A learning Summary of PCA Algorithms

Source: Internet
Author: User

Source: http://blog.csdn.net/xizhibei

==================================

PCA, that is, principalcomponents analysis, is a very good algorithm, according to the book:

Find the projection method that best represents the original data in the sense of least square.

Then I said: it is mainly used for feature dimensionality reduction.

In addition, this algorithm also has a classic application: face recognition. Here, we just need to take each line of the processed face image together as the feature vector, and then use the PAC algorithm to reduce the dimension.

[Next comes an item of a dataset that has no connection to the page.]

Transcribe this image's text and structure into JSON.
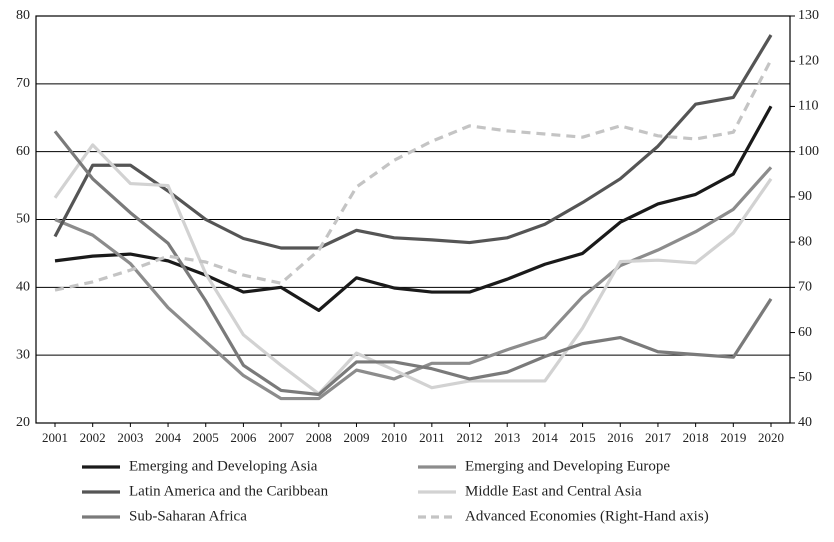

The main idea of PCA is to find the direction of the Data spindle, which forms a new coordinate system. The dimension here can be lower than the original dimension, and then the data is projected from the original coordinate system to the new coordinate system, this projection process can be a dimension reduction process.


We recommend a Courseware: Workshop.


Then let's talk about the algorithm steps.

1. Calculate the mean m of all samples and the distribution matrix S. The so-called distribution matrix is the same as the covariance matrix;

2. Calculate the feature values of S and sort them in ascending order;

3. Select the feature vectors corresponding to the first n feature values to form a transformation matrix E = [E1, E2 ,..., En '];

4. Finally, for each n-dimensional feature vector X can be converted to n-dimensional new feature vector Y:

Y = transpose (E) (X-m)


Finally, I have to do it myself to remember: I did it with Python numpy. If I do it with C, it's okay to look for things. It's too troublesome. Due to not familiar with numpy, there may be errors below, I hope you will be able to make your corrections.

MAT = NP. load ("data. YY ") # mark each row with a category number and a feature vector data = NP. matrix (MAT [:, 1:]) AVG = NP. average (data, 0) means = data-avgtmp = NP. transpose (means) * means/N # N indicates the number of features D, V = NP. linalg. EIG (TMP) # DV is a vector composed of corresponding feature values and feature vectors. Note that the result is automatically sorted, worship numpy OTL # print V # print de = V [0: 100,:] # here is simply to retrieve the first 80% dimensions of data, the actual situation can consider taking the first and other y = NP. matrix (e) * NP. transpose (means) # obtain the feature vector NP after dimensionality reduction. save ("final", Y)


In addition, we need to mention the implementation of PCA in opencv (omnipotent opencv Ah OTL:

Void cvcalcpca (const cvarr * data, // input cvarr * AVG, // average (output) cvarr * eigenvalues, // feature value (output) cvarr * eigenvectors, // feature vector (output) int flags); // how to put the feature vector in the input data, for example, cv_pca_data_as_row


Finally, let's talk about the disadvantages of PCA: PCA treats all samples (feature vector sets) as a whole to find the optimal linear ing projection with the minimum mean square error, the class attribute is ignored, and the Projection Direction ignored by the class attribute may just include important discriminative information.


Well, the last one -- okay, no, it's the last one.

Strongly recommended: a very thorough article about the physical significance of feature vectors: http://blog.sina.com.cn/s/blog_49a1f42e0100fvdu.html






Contact Us

The content source of this page is from Internet, which doesn't represent Alibaba Cloud's opinion; products and services mentioned on that page don't have any relationship with Alibaba Cloud. If the content of the page makes you feel confusing, please write us an email, we will handle the problem within 5 days after receiving your email.

If you find any instances of plagiarism from the community, please send an email to: info-contact@alibabacloud.com and provide relevant evidence. A staff member will contact you within 5 working days.

A Free Trial That Lets You Build Big!

Start building with 50+ products and up to 12 months usage for Elastic Compute Service

  • Sales Support

    1 on 1 presale consultation

  • After-Sales Support

    24/7 Technical Support 6 Free Tickets per Quarter Faster Response

  • Alibaba Cloud offers highly flexible support services tailored to meet your exact needs.